Broadcast journalist Barbara Walters addresses an audience at the John F. Kennedy School of Government on the campus of Harvard University, Tuesday, Oct. 7, 2014, in Cambridge, Mass. Walters, known over her long career for interviews with newsmakers including Cuban leader Fidel Castro and Britain’s first female prime minister, Margaret Thatcher, was a news anchor and co-host for decades. (AP Photo/Steven Senne) ORG XMIT: MASR101
(Photo: Steven Senne/AP)
PolitiFact has tackled the claim that Walters authored the commentary twice, first in October 2019 then in January 2020, ruling it false both times.
Check Your Fact also found no evidence Walters wrote the commentary in December 2019.

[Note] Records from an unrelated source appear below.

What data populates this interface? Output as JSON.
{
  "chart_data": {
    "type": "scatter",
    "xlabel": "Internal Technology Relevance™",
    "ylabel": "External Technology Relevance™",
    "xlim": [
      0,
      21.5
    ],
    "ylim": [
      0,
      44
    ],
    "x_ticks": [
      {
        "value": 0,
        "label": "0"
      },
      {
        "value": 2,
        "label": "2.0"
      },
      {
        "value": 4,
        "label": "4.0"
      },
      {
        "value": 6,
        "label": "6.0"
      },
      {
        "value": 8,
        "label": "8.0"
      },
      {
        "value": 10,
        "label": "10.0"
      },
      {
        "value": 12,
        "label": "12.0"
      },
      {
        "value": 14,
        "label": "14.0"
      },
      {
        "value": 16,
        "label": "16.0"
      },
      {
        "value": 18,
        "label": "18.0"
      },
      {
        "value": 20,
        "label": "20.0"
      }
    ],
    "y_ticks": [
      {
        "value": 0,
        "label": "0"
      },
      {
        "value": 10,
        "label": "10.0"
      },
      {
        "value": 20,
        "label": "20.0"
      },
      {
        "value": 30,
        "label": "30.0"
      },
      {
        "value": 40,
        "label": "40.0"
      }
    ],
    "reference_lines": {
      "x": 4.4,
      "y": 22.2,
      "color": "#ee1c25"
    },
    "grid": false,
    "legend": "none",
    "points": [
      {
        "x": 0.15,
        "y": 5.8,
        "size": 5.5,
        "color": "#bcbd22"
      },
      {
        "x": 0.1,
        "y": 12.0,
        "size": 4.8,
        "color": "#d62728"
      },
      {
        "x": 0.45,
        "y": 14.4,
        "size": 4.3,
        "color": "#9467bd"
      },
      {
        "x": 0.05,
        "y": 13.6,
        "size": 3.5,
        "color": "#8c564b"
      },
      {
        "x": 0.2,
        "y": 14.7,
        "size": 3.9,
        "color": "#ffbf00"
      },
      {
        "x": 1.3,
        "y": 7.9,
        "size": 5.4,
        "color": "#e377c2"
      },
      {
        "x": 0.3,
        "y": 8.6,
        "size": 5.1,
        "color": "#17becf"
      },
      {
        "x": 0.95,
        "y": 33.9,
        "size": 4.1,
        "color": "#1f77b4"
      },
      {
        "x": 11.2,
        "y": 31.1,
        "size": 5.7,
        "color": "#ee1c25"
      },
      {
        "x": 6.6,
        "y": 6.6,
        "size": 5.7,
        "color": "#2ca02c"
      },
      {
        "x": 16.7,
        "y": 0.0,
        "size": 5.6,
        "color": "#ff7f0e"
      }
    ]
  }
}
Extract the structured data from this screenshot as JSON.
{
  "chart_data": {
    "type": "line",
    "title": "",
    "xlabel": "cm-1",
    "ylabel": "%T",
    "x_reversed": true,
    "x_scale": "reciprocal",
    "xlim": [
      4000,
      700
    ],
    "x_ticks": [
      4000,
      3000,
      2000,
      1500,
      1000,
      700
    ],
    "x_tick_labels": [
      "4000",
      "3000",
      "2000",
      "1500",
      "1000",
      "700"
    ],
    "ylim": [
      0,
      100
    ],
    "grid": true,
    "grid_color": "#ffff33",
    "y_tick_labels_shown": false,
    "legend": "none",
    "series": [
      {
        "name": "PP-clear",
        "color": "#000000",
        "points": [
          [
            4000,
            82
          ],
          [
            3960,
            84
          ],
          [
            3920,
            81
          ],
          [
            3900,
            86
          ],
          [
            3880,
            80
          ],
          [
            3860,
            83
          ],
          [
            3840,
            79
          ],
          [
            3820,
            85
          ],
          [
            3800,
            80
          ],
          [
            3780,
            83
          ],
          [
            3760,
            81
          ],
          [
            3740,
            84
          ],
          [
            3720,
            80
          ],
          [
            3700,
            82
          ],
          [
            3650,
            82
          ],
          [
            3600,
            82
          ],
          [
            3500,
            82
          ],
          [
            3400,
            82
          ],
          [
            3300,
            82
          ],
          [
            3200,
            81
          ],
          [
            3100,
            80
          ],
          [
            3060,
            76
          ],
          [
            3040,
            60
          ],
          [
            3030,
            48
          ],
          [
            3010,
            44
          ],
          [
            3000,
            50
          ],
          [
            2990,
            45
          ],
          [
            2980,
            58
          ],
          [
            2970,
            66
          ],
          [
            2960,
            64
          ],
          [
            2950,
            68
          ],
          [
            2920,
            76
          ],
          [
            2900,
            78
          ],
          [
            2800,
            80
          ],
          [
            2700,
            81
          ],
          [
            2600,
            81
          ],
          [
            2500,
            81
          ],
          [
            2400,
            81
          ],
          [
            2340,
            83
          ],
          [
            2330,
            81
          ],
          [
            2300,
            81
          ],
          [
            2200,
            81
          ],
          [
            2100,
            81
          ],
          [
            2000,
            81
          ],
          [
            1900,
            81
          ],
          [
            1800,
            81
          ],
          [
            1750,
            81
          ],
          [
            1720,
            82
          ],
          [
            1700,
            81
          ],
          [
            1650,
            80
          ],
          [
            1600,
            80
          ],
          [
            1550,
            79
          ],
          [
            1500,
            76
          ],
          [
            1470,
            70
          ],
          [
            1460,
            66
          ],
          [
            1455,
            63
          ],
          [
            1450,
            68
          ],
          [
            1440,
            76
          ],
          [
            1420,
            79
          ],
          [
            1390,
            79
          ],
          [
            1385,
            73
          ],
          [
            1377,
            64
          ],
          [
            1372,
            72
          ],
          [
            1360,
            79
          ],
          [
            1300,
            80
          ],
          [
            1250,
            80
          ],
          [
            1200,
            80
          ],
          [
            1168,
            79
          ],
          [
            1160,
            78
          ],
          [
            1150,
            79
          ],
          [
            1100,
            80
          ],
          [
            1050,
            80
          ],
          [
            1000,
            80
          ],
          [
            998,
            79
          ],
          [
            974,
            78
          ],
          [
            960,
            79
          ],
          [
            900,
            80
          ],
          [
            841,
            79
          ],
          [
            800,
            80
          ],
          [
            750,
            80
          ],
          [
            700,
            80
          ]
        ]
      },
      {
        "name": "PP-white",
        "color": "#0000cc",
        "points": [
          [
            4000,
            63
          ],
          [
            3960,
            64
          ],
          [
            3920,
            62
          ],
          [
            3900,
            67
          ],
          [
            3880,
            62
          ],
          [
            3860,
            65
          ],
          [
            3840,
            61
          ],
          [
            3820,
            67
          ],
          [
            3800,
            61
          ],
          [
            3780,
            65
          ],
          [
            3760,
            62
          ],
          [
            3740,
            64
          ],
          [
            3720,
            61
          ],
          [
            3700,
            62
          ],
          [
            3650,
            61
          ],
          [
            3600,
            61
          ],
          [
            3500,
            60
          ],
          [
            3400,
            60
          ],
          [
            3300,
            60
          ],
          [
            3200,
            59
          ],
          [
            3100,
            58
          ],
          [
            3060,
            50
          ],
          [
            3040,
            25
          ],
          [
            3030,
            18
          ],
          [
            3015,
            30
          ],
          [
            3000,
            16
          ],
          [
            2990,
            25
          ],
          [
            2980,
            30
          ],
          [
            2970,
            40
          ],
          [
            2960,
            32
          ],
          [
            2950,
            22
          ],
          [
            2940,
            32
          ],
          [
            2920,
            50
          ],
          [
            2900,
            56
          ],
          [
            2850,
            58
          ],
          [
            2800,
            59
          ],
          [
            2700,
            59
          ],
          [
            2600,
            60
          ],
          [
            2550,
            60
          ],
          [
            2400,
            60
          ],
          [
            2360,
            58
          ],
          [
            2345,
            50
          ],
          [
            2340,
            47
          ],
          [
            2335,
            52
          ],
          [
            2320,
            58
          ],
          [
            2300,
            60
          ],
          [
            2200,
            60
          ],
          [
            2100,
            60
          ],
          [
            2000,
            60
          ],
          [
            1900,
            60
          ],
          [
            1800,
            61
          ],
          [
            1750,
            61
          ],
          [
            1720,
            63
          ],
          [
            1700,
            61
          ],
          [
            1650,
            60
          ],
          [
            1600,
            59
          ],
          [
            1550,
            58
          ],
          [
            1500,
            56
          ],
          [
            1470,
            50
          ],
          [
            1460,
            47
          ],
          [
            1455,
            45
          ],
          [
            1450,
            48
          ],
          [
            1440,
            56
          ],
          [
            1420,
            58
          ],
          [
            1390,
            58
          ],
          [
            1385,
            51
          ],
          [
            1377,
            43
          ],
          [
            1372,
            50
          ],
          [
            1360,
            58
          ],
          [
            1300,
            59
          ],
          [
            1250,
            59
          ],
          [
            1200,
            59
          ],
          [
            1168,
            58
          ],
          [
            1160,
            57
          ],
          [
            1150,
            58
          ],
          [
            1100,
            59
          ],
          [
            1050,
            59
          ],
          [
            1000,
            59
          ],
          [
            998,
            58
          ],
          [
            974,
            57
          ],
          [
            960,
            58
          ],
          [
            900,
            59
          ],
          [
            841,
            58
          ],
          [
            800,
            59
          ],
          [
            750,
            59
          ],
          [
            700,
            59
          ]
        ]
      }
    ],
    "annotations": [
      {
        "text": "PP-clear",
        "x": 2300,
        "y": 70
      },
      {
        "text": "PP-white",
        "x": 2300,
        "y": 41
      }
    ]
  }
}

USA TODAY has also found no record of Walters ever making that statement.
Neither Steffen nor Rogers & Cowan, the agency that represents Walters, has responded to USA TODAY’s request for comment.
Our rating: False
We rate the claim that Barbara Walters wrote an inaccurate commentary condemning actress Jane Fonda as FALSE because it is not supported by our research. Misinformation about Fonda’s actions in Vietnam has been circulating for 20 years. Despite fact-checkers and the veterans named in the hoax’s many efforts to correct it, it’s continued to circulate and evolve. It’s resurfaced many times with new fabricated details that are relevant to current events, whether it be Barack Obama’s fictional honoring of Fonda or a misattribution to Walters.